Holding people in detention centres cost more than prison

Foreign criminals cost taxpayers £10 million

Foreign criminals cost taxpayers £10 million

By Laura Miller

Government failure to deport foreign criminals quickly costs taxpayers £10 million a year in extended detentions, a Tory immigration spokesman has said.

Nearly 1,200 ex-prisoners are being held in UK detention centres – at a cost of about £47,500 each a year, he said.

“The taxpayer is being fleeced yet again to pay for failures in the government’s immigration policy.”

He criticised ministers for not having tackled the problem by automatically deporting prisoners, as they had pledged.

“Gordon Brown promised ‘automatic deportation’ of foreign criminals, but we have nearly 1,200 of them locked up very expensively in centres not designed to hold hardened criminals,” said Damian Green.

He blames riots and fires at detention centres in recent years on the long periods criminals are held there, which he said gave them the opportunity to become the dominant group inside.

Last month ministers said 5,000 prisoners had been deported in the last year in line with their most recent target.

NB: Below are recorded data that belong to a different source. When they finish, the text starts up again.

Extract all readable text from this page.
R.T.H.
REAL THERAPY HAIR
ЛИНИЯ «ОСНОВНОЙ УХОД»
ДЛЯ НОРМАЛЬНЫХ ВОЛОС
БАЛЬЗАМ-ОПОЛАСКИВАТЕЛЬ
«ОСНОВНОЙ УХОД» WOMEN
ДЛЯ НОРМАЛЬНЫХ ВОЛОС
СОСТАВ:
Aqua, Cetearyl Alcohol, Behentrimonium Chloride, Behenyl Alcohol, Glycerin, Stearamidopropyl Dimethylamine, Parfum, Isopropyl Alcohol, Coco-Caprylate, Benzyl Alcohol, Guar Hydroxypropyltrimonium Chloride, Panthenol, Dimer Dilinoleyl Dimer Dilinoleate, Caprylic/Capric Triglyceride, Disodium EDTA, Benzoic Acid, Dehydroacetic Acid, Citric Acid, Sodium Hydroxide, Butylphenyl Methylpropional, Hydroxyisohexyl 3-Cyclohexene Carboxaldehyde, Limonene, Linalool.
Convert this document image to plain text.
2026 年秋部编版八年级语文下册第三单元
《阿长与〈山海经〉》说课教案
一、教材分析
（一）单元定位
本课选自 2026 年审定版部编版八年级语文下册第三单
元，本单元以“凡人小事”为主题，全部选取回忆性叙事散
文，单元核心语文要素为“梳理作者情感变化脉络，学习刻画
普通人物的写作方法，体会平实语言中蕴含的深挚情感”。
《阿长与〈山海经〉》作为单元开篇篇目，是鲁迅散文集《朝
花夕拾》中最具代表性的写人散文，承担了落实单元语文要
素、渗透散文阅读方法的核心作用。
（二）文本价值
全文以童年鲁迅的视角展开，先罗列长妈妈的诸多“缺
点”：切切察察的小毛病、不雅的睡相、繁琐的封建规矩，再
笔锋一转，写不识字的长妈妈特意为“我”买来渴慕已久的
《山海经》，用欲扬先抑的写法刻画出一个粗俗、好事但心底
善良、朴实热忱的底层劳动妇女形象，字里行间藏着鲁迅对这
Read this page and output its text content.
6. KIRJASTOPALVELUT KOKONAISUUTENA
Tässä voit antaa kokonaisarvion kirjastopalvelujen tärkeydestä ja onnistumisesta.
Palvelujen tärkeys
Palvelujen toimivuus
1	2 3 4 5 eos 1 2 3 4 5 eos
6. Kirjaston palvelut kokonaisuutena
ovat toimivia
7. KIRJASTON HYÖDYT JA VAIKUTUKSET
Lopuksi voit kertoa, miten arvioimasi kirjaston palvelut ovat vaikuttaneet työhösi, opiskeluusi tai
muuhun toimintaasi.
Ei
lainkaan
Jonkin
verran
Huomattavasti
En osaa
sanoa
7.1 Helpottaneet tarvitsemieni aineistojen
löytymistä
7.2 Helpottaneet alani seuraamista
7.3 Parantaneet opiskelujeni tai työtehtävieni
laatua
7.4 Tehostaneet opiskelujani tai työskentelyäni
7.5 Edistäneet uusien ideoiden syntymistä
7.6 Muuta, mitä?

Detaining people in immigration centres costs nearly £10,000 more per person than the cost of keeping people in prison, according to the Conservatives.

In 2006 John Reid, declared parts of the detention system “not fit for purpose” and led an overhaul of procedures after Charles Clarke lost his job as home secretary when 1,000 foreign criminals were shown to have been released from prison without being considered for deportation.

The UK Border Agency said it had met last month’s “tough target” to remove at least 5,000 foreign criminals, and promised staff were working in prisons to speed up deportations.